El desastre no sólo era patente para los cliente, si no que el propio personal se mostraba nervioso e imprecisos. Ignoro en qué proporción podrían influir en su estado de ansiedad laboral: la amenaza de despido, el bajo salario o el comprobar que el negocio lejos de levantar cabeza con los recortes la humillaba en espera de la puntilla.
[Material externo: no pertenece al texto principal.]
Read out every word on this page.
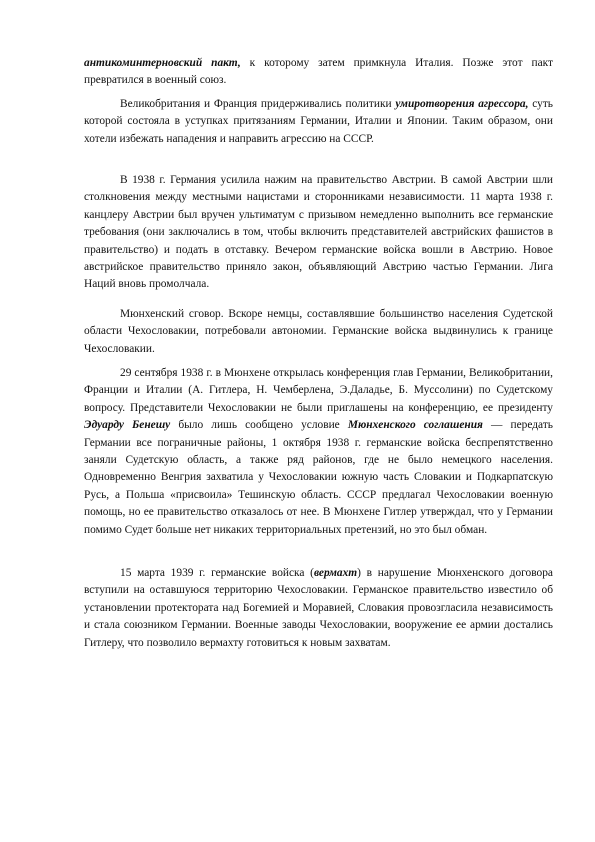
антикоминтерновский пакт, к которому затем примкнула Италия. Позже этот пакт превратился в военный союз.

Великобритания и Франция придерживались политики умиротворения агрессора, суть которой состояла в уступках притязаниям Германии, Италии и Японии. Таким образом, они хотели избежать нападения и направить агрессию на СССР.

В 1938 г. Германия усилила нажим на правительство Австрии. В самой Австрии шли столкновения между местными нацистами и сторонниками независимости. 11 марта 1938 г. канцлеру Австрии был вручен ультиматум с призывом немедленно выполнить все германские требования (они заключались в том, чтобы включить представителей австрийских фашистов в правительство) и подать в отставку. Вечером германские войска вошли в Австрию. Новое австрийское правительство приняло закон, объявляющий Австрию частью Германии. Лига Наций вновь промолчала.

Мюнхенский сговор. Вскоре немцы, составлявшие большинство населения Судетской области Чехословакии, потребовали автономии. Германские войска выдвинулись к границе Чехословакии.

29 сентября 1938 г. в Мюнхене открылась конференция глав Германии, Великобритании, Франции и Италии (А. Гитлера, Н. Чемберлена, Э.Даладье, Б. Муссолини) по Судетскому вопросу. Представители Чехословакии не были приглашены на конференцию, ее президенту Эдуарду Бенешу было лишь сообщено условие Мюнхенского соглашения — передать Германии все пограничные районы, 1 октября 1938 г. германские войска беспрепятственно заняли Судетскую область, а также ряд районов, где не было немецкого населения. Одновременно Венгрия захватила у Чехословакии южную часть Словакии и Подкарпатскую Русь, а Польша «присвоила» Тешинскую область. СССР предлагал Чехословакии военную помощь, но ее правительство отказалось от нее. В Мюнхене Гитлер утверждал, что у Германии помимо Судет больше нет никаких территориальных претензий, но это был обман.

15 марта 1939 г. германские войска (вермахт) в нарушение Мюнхенского договора вступили на оставшуюся территорию Чехословакии. Германское правительство известило об установлении протектората над Богемией и Моравией, Словакия провозгласила независимость и стала союзником Германии. Военные заводы Чехословакии, вооружение ее армии достались Гитлеру, что позволило вермахту готовиться к новым захватам.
Este ejemplo real podría ser extrapolable a la economía del país, que a modo de diligencia que trata de subir por la empinada pendiente del crecimiento económico va eliminando uno a uno los caballos que tiraban del carro -bien es cierto que una buena parte de ellos se llamaban ladrillo y estaban tan esquilmados que se les veía que iban a morir de un momento a otro y no se repusieron porque los conductores estaban entretenidos en darse patadas entre sí y quedarse con las riendas sin importarles que la diligencia cayera cuesta abajo-. Cinco caballos, la diligencia todavía sube, cuatro caballos y el carruaje avanza. ¿Cómo es posible que con tres caballos no sólo no suba si no que retrocede a gran velocidad? Quitando un caballo sólo un caballo más se pasa de ir regular a ir fatal. A partir de ese momento la caída ya no se detiene añadiendo el último caballo eliminado, si no que hacen falta muchos más caballos para que detengan el ritmo de caida, frene y se recupere el camino.
Pero a pesar de todo ello hasta el más torpe observador le diría al conductor que lo que hay que quitar no son caballos, si no el lastre inútil que va dentro de la diligencia cómodamente sentado.